How the Blob Gets Its Glow

That data may help explain why Lyman-Alpha blobs look like, well, blobs of light. Geach and his team wanted to see if a computer model of galaxy formation could produce something that looked like what was going on inside LAB01. Their simulation turned out to basically reproduce the structure they had observed with ALMA: big central galaxies surrounded by a swarm of smaller ones.

All that active star formation in the central galaxies emits lots of UV light, and those photons bounce of the surrounding cloud of hydrogen gas, producing a diffuse glow.
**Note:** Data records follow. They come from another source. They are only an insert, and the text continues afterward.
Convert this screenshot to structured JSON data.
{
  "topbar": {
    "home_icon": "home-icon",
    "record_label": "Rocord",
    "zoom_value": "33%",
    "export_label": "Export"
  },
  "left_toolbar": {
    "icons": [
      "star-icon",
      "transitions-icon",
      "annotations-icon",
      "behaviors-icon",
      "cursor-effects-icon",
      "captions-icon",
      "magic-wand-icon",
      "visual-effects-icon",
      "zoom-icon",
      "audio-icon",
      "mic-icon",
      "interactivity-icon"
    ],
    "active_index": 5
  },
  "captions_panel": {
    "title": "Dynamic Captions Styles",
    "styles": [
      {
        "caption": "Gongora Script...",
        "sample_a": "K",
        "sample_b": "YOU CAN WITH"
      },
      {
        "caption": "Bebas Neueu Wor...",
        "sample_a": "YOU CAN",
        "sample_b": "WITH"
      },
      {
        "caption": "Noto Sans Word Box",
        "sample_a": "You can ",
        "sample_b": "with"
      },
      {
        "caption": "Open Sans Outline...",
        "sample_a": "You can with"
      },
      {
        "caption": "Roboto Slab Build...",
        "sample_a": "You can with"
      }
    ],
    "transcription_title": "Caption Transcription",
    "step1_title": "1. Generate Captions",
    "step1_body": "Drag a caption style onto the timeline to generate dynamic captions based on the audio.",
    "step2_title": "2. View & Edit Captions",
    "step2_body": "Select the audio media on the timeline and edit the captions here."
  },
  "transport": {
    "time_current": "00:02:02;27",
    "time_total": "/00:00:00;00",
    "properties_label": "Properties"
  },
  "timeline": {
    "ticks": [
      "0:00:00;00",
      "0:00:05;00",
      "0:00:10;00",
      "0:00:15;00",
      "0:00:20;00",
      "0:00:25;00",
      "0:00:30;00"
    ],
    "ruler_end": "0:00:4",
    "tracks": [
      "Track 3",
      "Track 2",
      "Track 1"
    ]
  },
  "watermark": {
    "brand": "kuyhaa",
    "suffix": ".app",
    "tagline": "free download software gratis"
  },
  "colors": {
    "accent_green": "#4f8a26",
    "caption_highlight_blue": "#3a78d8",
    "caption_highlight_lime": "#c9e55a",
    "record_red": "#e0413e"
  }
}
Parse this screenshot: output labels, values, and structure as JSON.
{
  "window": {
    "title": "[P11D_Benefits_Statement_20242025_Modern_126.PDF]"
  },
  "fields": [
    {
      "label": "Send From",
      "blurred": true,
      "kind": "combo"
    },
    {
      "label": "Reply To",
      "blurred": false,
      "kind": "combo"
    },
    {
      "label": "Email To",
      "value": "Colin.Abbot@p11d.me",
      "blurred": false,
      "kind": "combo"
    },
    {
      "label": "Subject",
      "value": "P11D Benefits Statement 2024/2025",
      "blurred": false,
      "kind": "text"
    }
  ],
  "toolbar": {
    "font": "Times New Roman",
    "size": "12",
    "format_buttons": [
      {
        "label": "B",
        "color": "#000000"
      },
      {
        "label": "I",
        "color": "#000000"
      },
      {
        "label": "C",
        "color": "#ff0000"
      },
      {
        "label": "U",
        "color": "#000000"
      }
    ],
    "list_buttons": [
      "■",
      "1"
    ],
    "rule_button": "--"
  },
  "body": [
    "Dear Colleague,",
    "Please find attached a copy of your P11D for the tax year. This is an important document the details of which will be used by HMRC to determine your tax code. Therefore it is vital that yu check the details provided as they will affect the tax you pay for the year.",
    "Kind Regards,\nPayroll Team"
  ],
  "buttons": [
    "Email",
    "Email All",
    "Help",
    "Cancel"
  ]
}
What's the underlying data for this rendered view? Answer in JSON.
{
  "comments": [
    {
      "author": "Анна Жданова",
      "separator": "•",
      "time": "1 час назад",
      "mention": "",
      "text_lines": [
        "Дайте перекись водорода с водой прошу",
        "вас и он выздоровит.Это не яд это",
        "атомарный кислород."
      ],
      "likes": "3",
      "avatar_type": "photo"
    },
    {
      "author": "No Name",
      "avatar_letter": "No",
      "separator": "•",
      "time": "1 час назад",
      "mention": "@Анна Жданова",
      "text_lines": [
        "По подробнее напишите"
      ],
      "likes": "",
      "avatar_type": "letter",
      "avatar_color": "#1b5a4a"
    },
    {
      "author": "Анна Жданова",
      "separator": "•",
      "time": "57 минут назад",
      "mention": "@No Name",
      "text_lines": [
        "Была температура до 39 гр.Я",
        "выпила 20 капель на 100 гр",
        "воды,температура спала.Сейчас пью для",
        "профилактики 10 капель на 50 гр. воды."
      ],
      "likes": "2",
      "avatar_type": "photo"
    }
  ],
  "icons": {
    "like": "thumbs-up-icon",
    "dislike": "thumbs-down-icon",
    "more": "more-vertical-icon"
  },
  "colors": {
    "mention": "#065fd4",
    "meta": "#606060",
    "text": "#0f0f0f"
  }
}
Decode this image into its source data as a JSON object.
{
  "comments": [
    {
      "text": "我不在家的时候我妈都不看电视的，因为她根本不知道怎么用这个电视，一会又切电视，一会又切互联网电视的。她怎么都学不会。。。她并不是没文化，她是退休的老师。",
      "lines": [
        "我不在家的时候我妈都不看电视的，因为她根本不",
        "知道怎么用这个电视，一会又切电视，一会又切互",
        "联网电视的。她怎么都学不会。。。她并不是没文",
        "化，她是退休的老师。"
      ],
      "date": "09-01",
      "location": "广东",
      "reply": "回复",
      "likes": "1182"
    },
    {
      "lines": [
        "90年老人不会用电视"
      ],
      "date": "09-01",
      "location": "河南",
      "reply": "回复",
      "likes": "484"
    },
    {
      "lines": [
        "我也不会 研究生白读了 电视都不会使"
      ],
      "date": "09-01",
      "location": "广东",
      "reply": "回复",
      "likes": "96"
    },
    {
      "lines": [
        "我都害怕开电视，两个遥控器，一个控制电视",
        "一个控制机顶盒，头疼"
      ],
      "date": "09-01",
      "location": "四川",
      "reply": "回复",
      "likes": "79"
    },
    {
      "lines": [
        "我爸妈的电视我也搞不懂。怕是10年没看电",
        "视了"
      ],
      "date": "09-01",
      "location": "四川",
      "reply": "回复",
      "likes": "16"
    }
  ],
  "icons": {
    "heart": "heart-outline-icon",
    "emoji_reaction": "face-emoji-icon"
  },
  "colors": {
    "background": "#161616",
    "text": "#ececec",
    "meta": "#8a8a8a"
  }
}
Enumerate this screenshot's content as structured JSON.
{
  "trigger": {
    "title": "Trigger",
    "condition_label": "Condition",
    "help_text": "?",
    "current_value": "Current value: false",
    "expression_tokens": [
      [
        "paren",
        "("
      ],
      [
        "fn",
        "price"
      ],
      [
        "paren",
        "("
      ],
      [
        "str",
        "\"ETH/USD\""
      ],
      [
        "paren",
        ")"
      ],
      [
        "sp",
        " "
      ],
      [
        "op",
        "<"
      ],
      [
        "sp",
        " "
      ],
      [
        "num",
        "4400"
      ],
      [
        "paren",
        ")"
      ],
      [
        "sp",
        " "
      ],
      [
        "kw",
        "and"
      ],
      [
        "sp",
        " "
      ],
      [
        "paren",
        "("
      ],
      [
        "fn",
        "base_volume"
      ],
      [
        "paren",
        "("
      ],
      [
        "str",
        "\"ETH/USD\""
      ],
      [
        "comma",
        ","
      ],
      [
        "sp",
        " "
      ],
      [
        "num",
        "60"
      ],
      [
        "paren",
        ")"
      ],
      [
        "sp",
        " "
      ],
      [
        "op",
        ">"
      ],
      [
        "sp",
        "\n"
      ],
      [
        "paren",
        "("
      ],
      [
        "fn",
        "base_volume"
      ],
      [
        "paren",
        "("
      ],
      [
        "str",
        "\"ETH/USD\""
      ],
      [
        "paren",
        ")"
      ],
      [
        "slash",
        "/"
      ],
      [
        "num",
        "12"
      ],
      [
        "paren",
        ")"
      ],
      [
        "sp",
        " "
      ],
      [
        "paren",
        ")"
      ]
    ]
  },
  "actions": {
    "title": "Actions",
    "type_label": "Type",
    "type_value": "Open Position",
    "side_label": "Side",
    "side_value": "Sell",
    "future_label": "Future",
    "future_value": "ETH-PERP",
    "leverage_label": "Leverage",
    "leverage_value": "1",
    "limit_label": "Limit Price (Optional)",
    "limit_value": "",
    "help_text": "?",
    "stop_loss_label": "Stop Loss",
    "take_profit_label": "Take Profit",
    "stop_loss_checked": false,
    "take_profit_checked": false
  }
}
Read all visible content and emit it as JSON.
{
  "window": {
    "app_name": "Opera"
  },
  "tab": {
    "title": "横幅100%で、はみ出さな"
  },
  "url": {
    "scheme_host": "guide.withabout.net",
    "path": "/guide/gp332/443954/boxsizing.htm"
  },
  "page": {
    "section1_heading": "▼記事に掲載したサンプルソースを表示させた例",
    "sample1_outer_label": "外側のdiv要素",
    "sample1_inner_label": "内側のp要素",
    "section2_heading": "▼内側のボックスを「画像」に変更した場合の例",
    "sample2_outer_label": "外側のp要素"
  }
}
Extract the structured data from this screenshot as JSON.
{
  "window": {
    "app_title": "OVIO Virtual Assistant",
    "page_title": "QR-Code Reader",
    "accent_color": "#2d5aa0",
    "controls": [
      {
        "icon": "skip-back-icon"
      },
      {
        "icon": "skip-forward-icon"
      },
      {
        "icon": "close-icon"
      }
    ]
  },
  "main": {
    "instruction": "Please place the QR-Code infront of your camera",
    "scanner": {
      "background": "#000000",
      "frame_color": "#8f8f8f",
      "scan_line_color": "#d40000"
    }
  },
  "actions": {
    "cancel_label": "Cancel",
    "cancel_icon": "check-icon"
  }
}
It’s a cosmic-scale version of what happens when the glow of a streetlight is scattered and blurred by fog. Geach says that process of diffusion explains much of LAB01’s cloud of Lyman-Alpha emissions. 

The next step, according to Geach, is higher-resolution mapping of the Lyman-Alpha emissions in LAB01. “Currently our mapping of the Ly-a is limited by ground-based ‘seeing’, which blurs out detail. But an upgrade to the MUSE instrument on VLT will offer ‘adaptive optics’ to correct for this and enable us to map the Blob in far better detail,” he said. “This will give us a far better understanding of how this emission is linked to the galaxies embedded within the Lyman-Alpha blob.”